The so-called Eradicat baits were registered with the Australian Pesticides and Veterinary Medicine Authority in December. They will be deployed in areas that have been targeted for fox baiting since 1996 as part of the Western Shield program, which covers 3.9m hectares of national park and conservation areas.
“If we can take both foxes and cats out of the equation we are confident we can see not only the good recovery rates that we have seen to this point, but in some species perhaps even exponential rates,” Jacob said.
Among the species being protected are the bilby, numbat and Gilbert’s potoroo.
Jacob said species such as the woylie, or brush-tailed bettong, had already shown they had the capacity to recover once their main predator was removed.

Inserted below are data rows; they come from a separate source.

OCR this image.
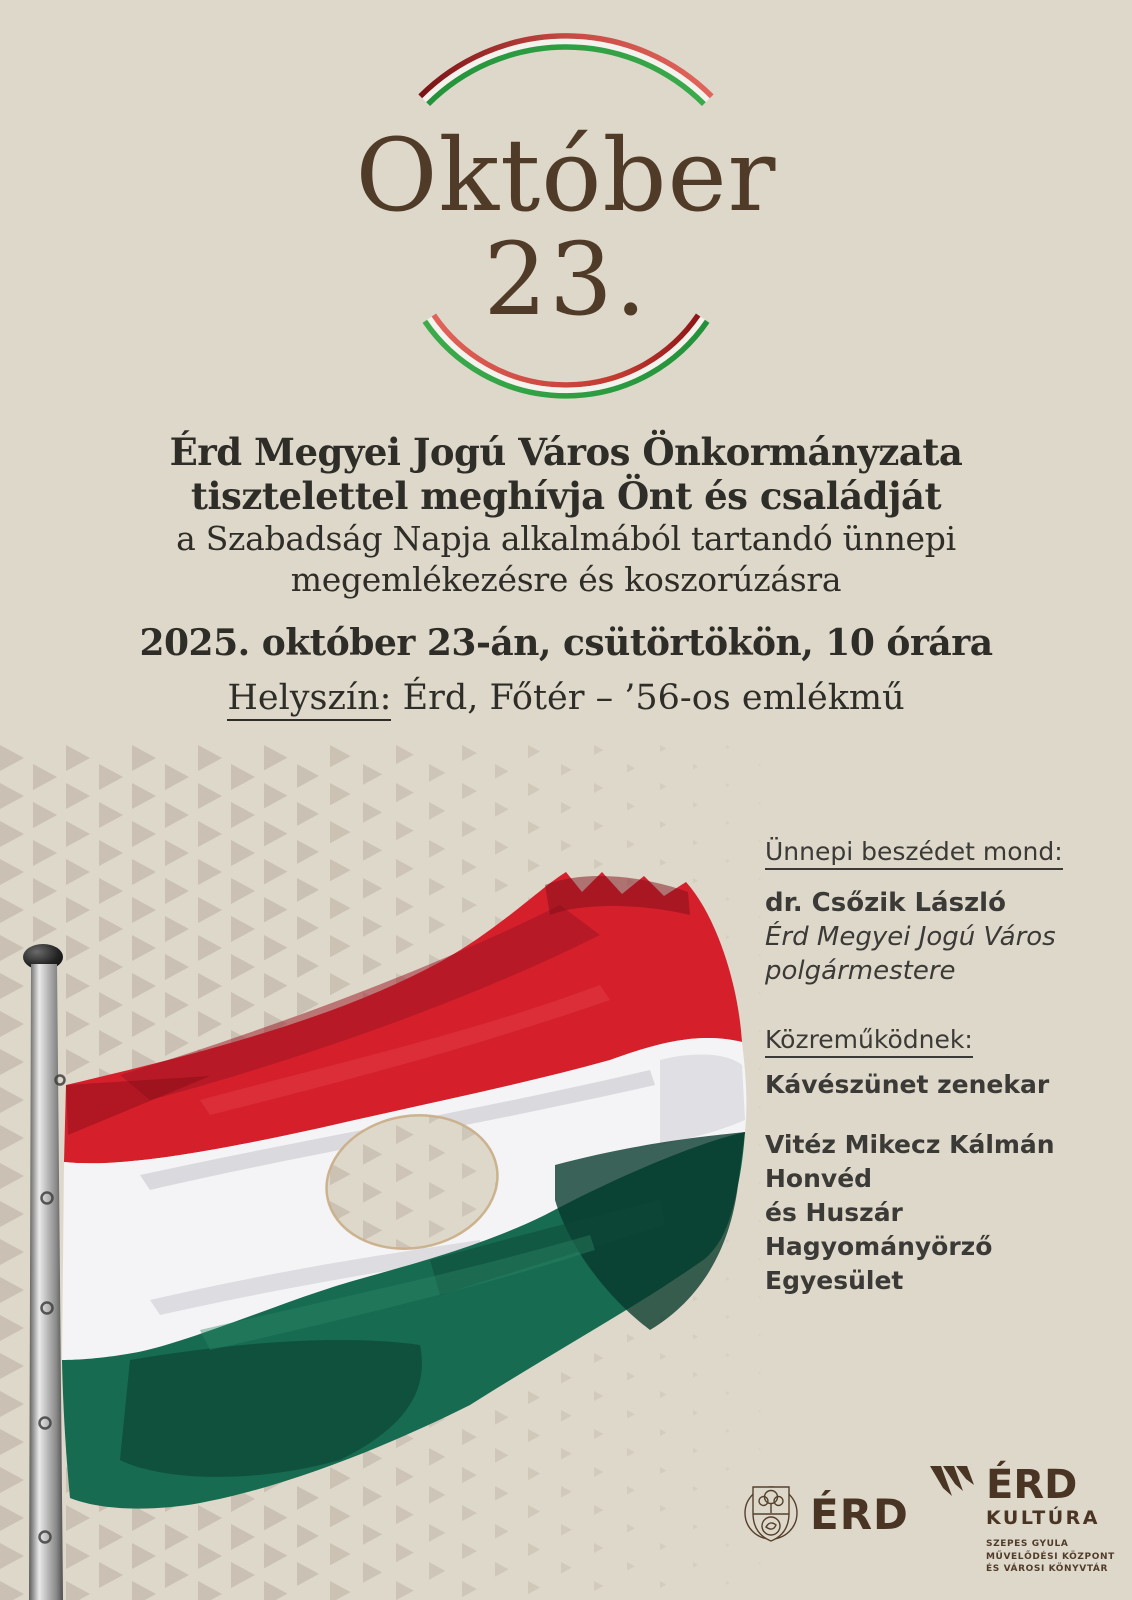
Október
23.
Érd Megyei Jogú Város Önkormányzata
tisztelettel meghívja Önt és családját
a Szabadság Napja alkalmából tartandó ünnepi
megemlékezésre és koszorúzásra
2025. október 23-án, csütörtökön, 10 órára
Helyszín: Érd, Főtér – ’56-os emlékmű
Ünnepi beszédet mond:
dr. Csőzik László
Érd Megyei Jogú Város
polgármestere
Közreműködnek:
Kávészünet zenekar
Vitéz Mikecz Kálmán Honvéd
és Huszár Hagyományörző
Egyesület
ÉRD
ÉRD
KULTÚRA
SZEPES GYULA
MŰVELŐDÉSI KÖZPONT
ÉS VÁROSI KÖNYVTÁR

“When we were able to remove those fox predators we saw a rapid recovery in the woylie population, to the extent that the woylie was actually de-listed as an endangered animal,” he said.
“Subsequent to that cats have filled the void left by foxes as predators, and woylies were re-listed as critically endangered in 2013.”
Jacob said feral cats had reduced the woylie population from 200,000 down to below 20,000.
David Algar, senior research scientist with the Department of Parks and Wildlife who was on the team that developed the baits, said 1080 poison was particularly successful in Western Australia because the native animals had evolved a natural resistance.
1080 is sodium fluroacetate, which is found in a type of plants called gastrolobium or “poison peas” that grow in south-west Western Australia.
But organisations such as the World League for the Protection of Animals are campaigning to ban 1080, saying it is a cruel poison that takes between 21 and 44 hours to kill.
Algar said there had been extensive research to see if the baits posed a risk to native species.
“Most of them have a high tolerance to 1080 anyway, so most of the non-target species are not threatened by this bait,” he said.
That may not be the case on the east coast of Australia, where the inbuilt resistance to 1080 among native animals is lower. Algar said WA was working with the Victorian and federal governments on another type of feral cat bait called Curiosity for use in those areas.
He said the baits were a breakthrough because there were “no previous methods” to target cats.